Write about the readings and videos. What interests you about cognition and individual differences and why?
Various theories have sought to present the means by which cognitive development occurs, particularly over the formative years in infancy through adolescence. Most notably, Piaget outlined the stages of progressively more complex cognitive processes that build upon those before through early adulthood and allow individuals to meet the increasing demands of life as they age (Crain, 2011). His perspectives have been expanded and challenged, as cognitive science seeks to address the specific ways we come to be equipped to engage in complex tasks and the means by which our abilities develop. Further, the process is quite obviously not entirely universal, as there are individual differences in aptitude that can be seen when comparing scores on standardized measures of IQ. While IQ tests have received critique, it still stands that individuals will differ on their abilities for different tasks; however, the factors that contribute to those differences are a matter unresolved in the literature.
For instance, as a matter of sex, it has been shown that, in actuality, there are very few differences between men and women in regards to completion of commonly employed cognitive tasks (Galotti, 2017). Differences that do exist on a very small number of specific tasks, however this has yet to be thoroughly explained. As a matter of culture, it has been debated that various cognitive tasks may not be cross-culturally appropriate and may account for some individual differences; this has been proposed on the basis that cultural demands differ, as well as the environments, lending to the hypothesis that cognitive development necessarily occurs through environmental stimuli in a context-dependent way (Gardiner, 1998). However, this hypothesis has been challenged in studies indicating that cross-culturally participants from wildly different backgrounds can score similarly on cognitive tasks, even if the means by which they may approach the answer differs (Galotti, 2017). These findings are interesting and, more than suggesting a one-to-one development relationship between environment and cognition, instead suggest that context influences the particular processes one employs for a given task. Further, Galotti (2017) writes that while schooling may improve ones ability to verbalize the methods they use to complete a given task, it actually has been shown to have little bearing on the ability to complete tasks accurately.
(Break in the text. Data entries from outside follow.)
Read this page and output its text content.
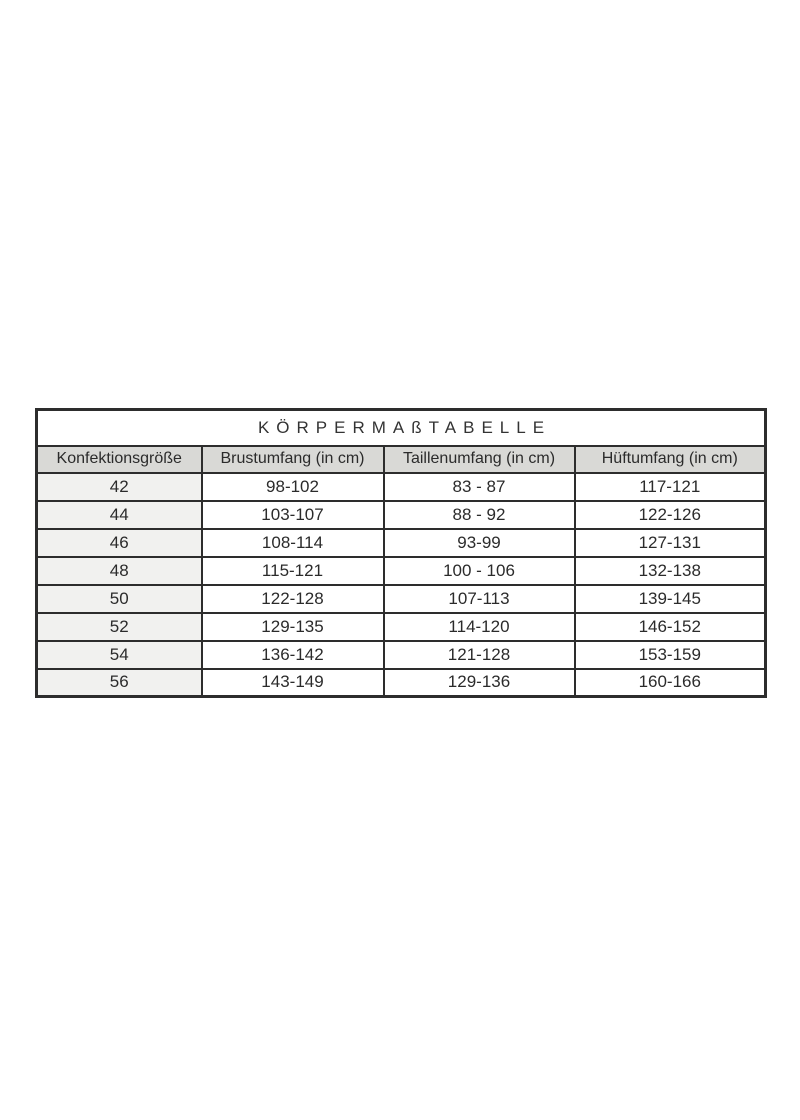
KÖRPERMAßTABELLE			
Konfektionsgröße	Brustumfang (in cm)	Taillenumfang (in cm)	Hüftumfang (in cm)
42	98-102	83 - 87	117-121
44	103-107	88 - 92	122-126
46	108-114	93-99	127-131
48	115-121	100 - 106	132-138
50	122-128	107-113	139-145
52	129-135	114-120	146-152
54	136-142	121-128	153-159
56	143-149	129-136	160-166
Ultimately, focusing on any one explanation will leave many blind spots, as human development is complex and occurs in conjunction with various factors that are both culture-specific and universal. It is difficult to thoroughly encapsulate the contributions to individual differences, and many factors will be uncontrollable by interventions meant to address disparity. Galotti (2017) does reference one study wherein results indicated SES accounted for a degree of the difference, and this seems an important area of focus in determining the degree to which we can help alleviate disparities through fostering equity in access to age-appropriate educational experiences, toys, and materials. So I suppose, if I were to answer what is most interesting about individual differences, it is how we come to identify those sources of difference that can be practically addressed and the means by which we go about doing so.
Crain, W. (2011). Theories of Development: Concepts and Applications (6th ed.). New York: Pearson Education, Inc.
Galotti, K. M. (2017). Cognitive psychology in and out of the laboratory. Thousand Oaks, CA: SAGE Publications, Inc.
Gardiner, H. W., Mutter, J. D., & Kosmitzki, C. (1998). Lives Across Cultures: Cross-Cultural Human Development. Boston: Allyn & Bacon.